Mark Greif has written a long, lovely meditation on the heyday of public intellectuals and their audience in mid 20th century America. That period, in his view, was best epitomised by the Partisan Review.
My sense of the true writing of the “public intellectuals” of the Partisan Review era is that it was always addressed just slightly over the head of an imagined public—at a height where they must reach up to grasp it. But the writing seemed, also, always just slightly above the Partisan Review writers themselves. They, the intellectuals, had stretched themselves to attention, gone up on tiptoe, balancing, to become worthy of the more thoughtful, more electric tenor of intellect they wanted to join. They, too, were of “the public,” but a public that wanted to be better, and higher. They distinguished themselves from it momentarily, by pursuing difficulty, in a challenge to the public and themselves—thus becoming equals who could earn the right to address this public.
It was born of unique influences: a world emerging from unutterable darkness and eager for the light; a prodigious influx of the finest European intellects before and during the war; and, a widespread sense that bettering oneself was not only desirable, but possible. We can hardly wish for such a confluence to reoccur; no period of intellectual excellence could justify the cost. Nevertheless, Greif sees every reason for public intellectuals today to do their best.
But insofar as a debate about priorities—and ideals—will continue anyway in our little corner of the world, we ought to try to set it the right way round. The idea of the public intellectual in the 21st century should be less about the intellectuals and how, or where, they ought to come from vocationally, than about restoring the highest estimation of the public. Public intellect is most valuable if you don’t accept the construction of the public handed to us by current media. Intellectuals: You—we—are the public. It’s us now, us when we were children, before the orgy of learning, or us when we will be retired; you can choose the exemplary moment you like. But the public must not be anyone less smart and striving than you are, right now. It’s probably best that the imagined public even resemble the person you would like to be rather than who you are.
Greif isn’t an idle observer like me. As one of the founders of n+1, a “magazine of literature, culture, and politics”, he’s been pulling strongly on his oar for over 10 years. Here’s his last paragraph, a sort of call to arms.

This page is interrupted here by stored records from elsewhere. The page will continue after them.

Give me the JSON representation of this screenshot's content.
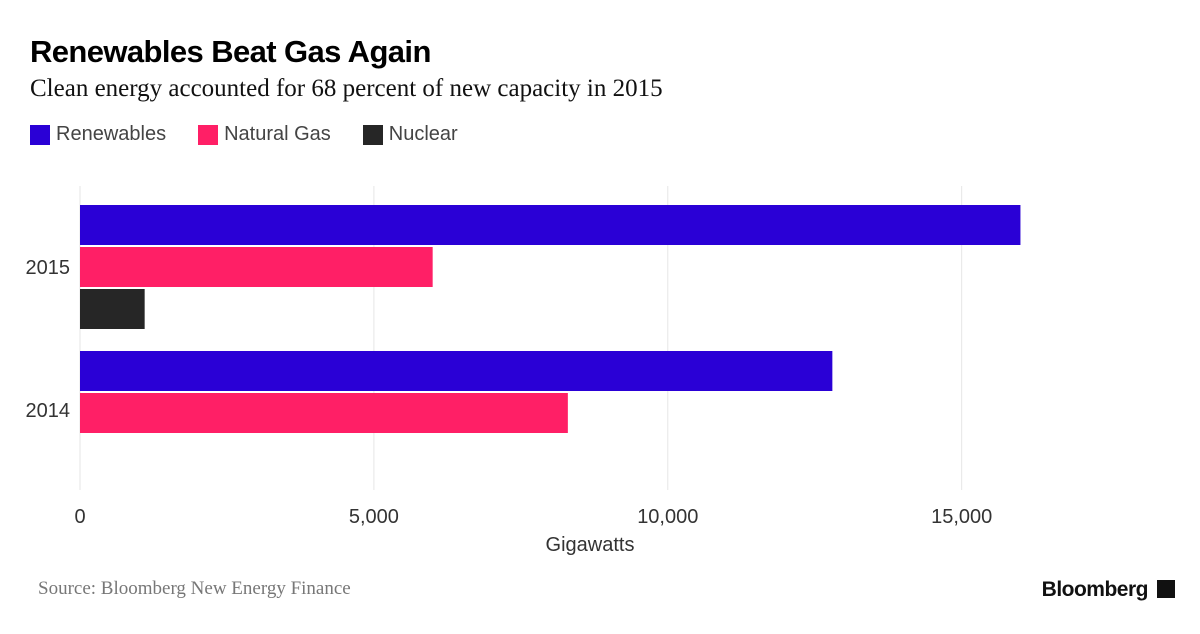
{
  "header": {
    "title": "Renewables Beat Gas Again",
    "subtitle": "Clean energy accounted for 68 percent of new capacity in 2015"
  },
  "footer": {
    "source": "Source: Bloomberg New Energy Finance",
    "brand": "Bloomberg",
    "brand_icon": "bloomberg-terminal-icon"
  },
  "colors": {
    "renewables": "#2a00d6",
    "natural_gas": "#ff1f66",
    "nuclear": "#262626",
    "grid": "#e6e6e6",
    "axis_text": "#333333"
  },
  "chart_data": {
    "type": "bar",
    "orientation": "horizontal",
    "title": "Renewables Beat Gas Again",
    "subtitle": "Clean energy accounted for 68 percent of new capacity in 2015",
    "categories": [
      "2015",
      "2014"
    ],
    "series": [
      {
        "name": "Renewables",
        "color": "#2a00d6",
        "values": [
          16000,
          12800
        ]
      },
      {
        "name": "Natural Gas",
        "color": "#ff1f66",
        "values": [
          6000,
          8300
        ]
      },
      {
        "name": "Nuclear",
        "color": "#262626",
        "values": [
          1100,
          null
        ]
      }
    ],
    "xlabel": "Gigawatts",
    "ylabel": "",
    "xlim": [
      0,
      18000
    ],
    "xticks": [
      0,
      5000,
      10000,
      15000
    ],
    "xtick_labels": [
      "0",
      "5,000",
      "10,000",
      "15,000"
    ],
    "grid": true,
    "legend": "top-left"
  }
}
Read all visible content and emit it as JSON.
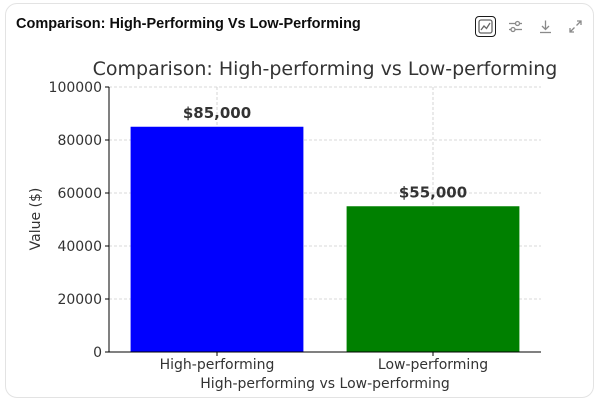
{
  "header": {
    "title": "Comparison: High-Performing Vs Low-Performing",
    "tools": [
      {
        "name": "chart-view-icon"
      },
      {
        "name": "settings-sliders-icon"
      },
      {
        "name": "download-icon"
      },
      {
        "name": "expand-icon"
      }
    ]
  },
  "colors": {
    "bar_high": "#0000ff",
    "bar_low": "#008000",
    "grid": "#cccccc",
    "axis": "#000000",
    "text": "#333333"
  },
  "chart_data": {
    "type": "bar",
    "title": "Comparison: High-performing vs Low-performing",
    "xlabel": "High-performing vs Low-performing",
    "ylabel": "Value ($)",
    "categories": [
      "High-performing",
      "Low-performing"
    ],
    "values": [
      85000,
      55000
    ],
    "data_labels": [
      "$85,000",
      "$55,000"
    ],
    "bar_colors": [
      "#0000ff",
      "#008000"
    ],
    "ylim": [
      0,
      100000
    ],
    "yticks": [
      0,
      20000,
      40000,
      60000,
      80000,
      100000
    ],
    "ytick_labels": [
      "0",
      "20000",
      "40000",
      "60000",
      "80000",
      "100000"
    ],
    "grid": true
  }
}
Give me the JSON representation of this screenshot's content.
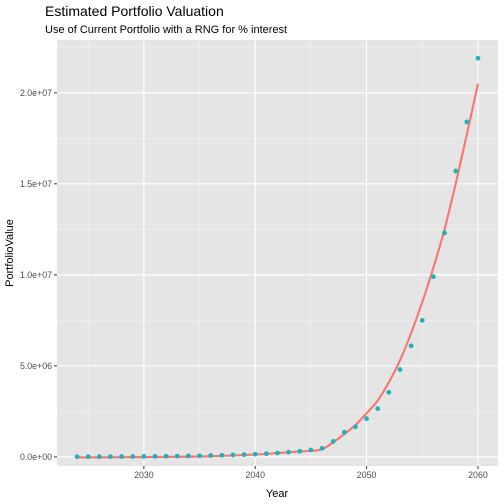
{
  "chart_data": {
    "type": "scatter",
    "title": "Estimated Portfolio Valuation",
    "subtitle": "Use of Current Portfolio with a RNG for % interest",
    "xlabel": "Year",
    "ylabel": "PortfolioValue",
    "xlim": [
      2022.2,
      2061.8
    ],
    "ylim": [
      -500000,
      22900000
    ],
    "x_ticks": [
      2030,
      2040,
      2050,
      2060
    ],
    "x_tick_labels": [
      "2030",
      "2040",
      "2050",
      "2060"
    ],
    "y_ticks": [
      0,
      5000000,
      10000000,
      15000000,
      20000000
    ],
    "y_tick_labels": [
      "0.0e+00",
      "5.0e+06",
      "1.0e+07",
      "1.5e+07",
      "2.0e+07"
    ],
    "grid": true,
    "background": "#e5e5e5",
    "point_color": "#20b2b8",
    "line_color": "#f8766d",
    "points": {
      "x": [
        2024,
        2025,
        2026,
        2027,
        2028,
        2029,
        2030,
        2031,
        2032,
        2033,
        2034,
        2035,
        2036,
        2037,
        2038,
        2039,
        2040,
        2041,
        2042,
        2043,
        2044,
        2045,
        2046,
        2047,
        2048,
        2049,
        2050,
        2051,
        2052,
        2053,
        2054,
        2055,
        2056,
        2057,
        2058,
        2059,
        2060
      ],
      "y": [
        10000,
        12000,
        14000,
        16000,
        19000,
        22000,
        26000,
        31000,
        37000,
        44000,
        52000,
        62000,
        74000,
        88000,
        105000,
        125000,
        150000,
        180000,
        215000,
        260000,
        310000,
        380000,
        470000,
        850000,
        1350000,
        1650000,
        2100000,
        2650000,
        3550000,
        4800000,
        6100000,
        7500000,
        9900000,
        12300000,
        15700000,
        18400000,
        21900000
      ]
    },
    "fit_line": {
      "x": [
        2024,
        2028,
        2032,
        2036,
        2040,
        2042,
        2044,
        2045,
        2046,
        2047,
        2048,
        2049,
        2050,
        2051,
        2052,
        2053,
        2054,
        2055,
        2056,
        2057,
        2058,
        2059,
        2060
      ],
      "y": [
        -30000,
        -20000,
        0,
        40000,
        130000,
        210000,
        300000,
        330000,
        420000,
        800000,
        1250000,
        1750000,
        2400000,
        3100000,
        4100000,
        5300000,
        6800000,
        8500000,
        10400000,
        12500000,
        15000000,
        17700000,
        20500000
      ]
    }
  }
}
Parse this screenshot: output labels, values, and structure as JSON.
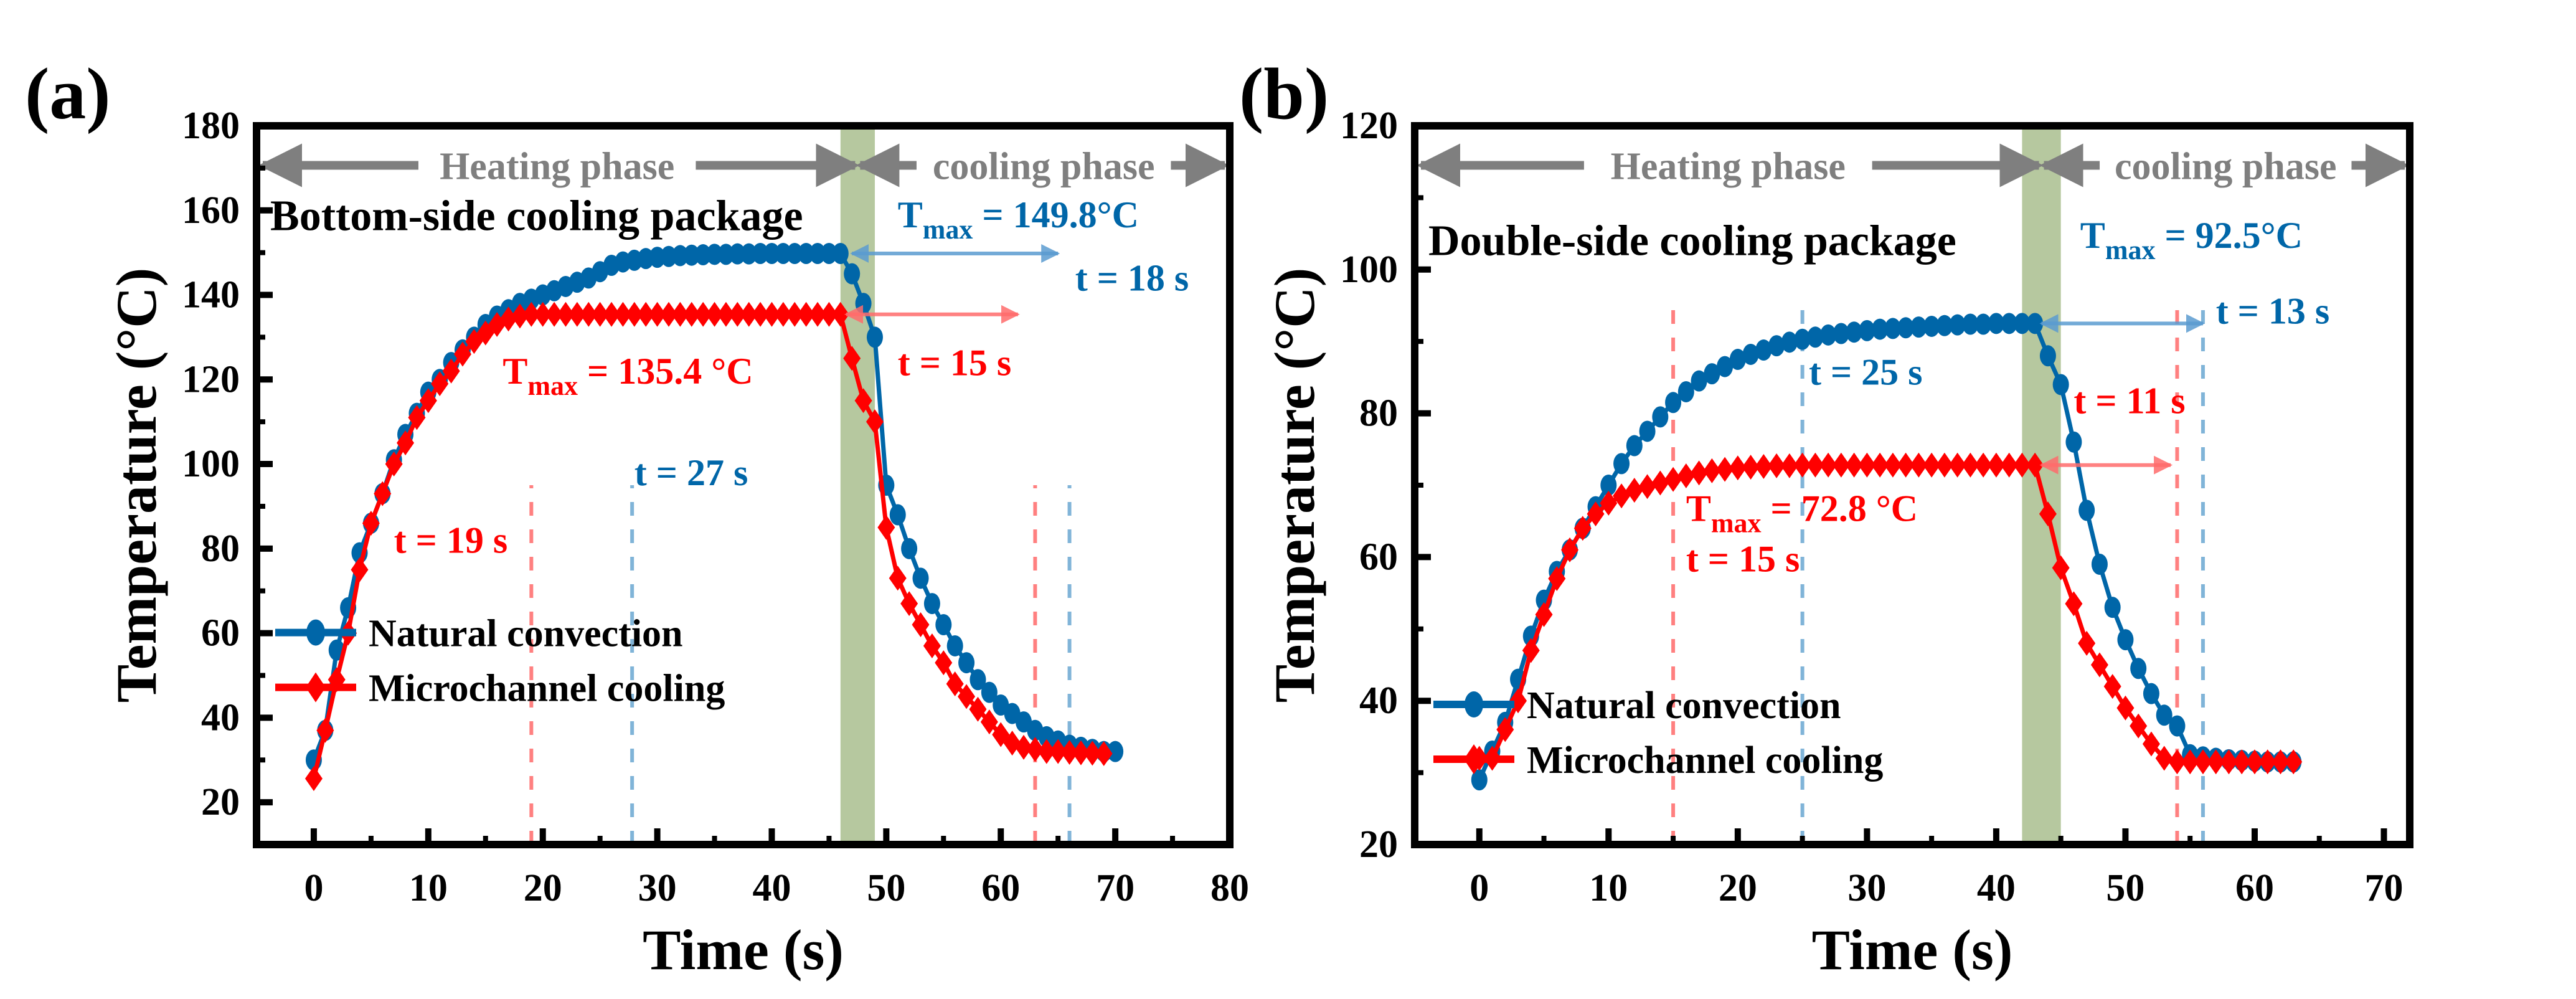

If there is a task, it might be to participate in making “the public” more brilliant, more skeptical, more disobedient, more capable of self-defense, and more dangerous again—dangerous to elites, and dangerous to stability; when it comes to education, dangerous to the idea that universities should be for the rich, rather than the public, and hostile to the creeping sense that American universities should be for the global rich rather than the local or nationally bounded polity. It is not up to the public intellectual alone to remake “the public” as a citizenry of equals, superior and dominant—that will take efforts from all sides. But it is perhaps up to the intellectual, if anyone, to face off against the pseudo-public culture of insipid media and dumbed-down “big ideas,” and call that world what it is: stupid.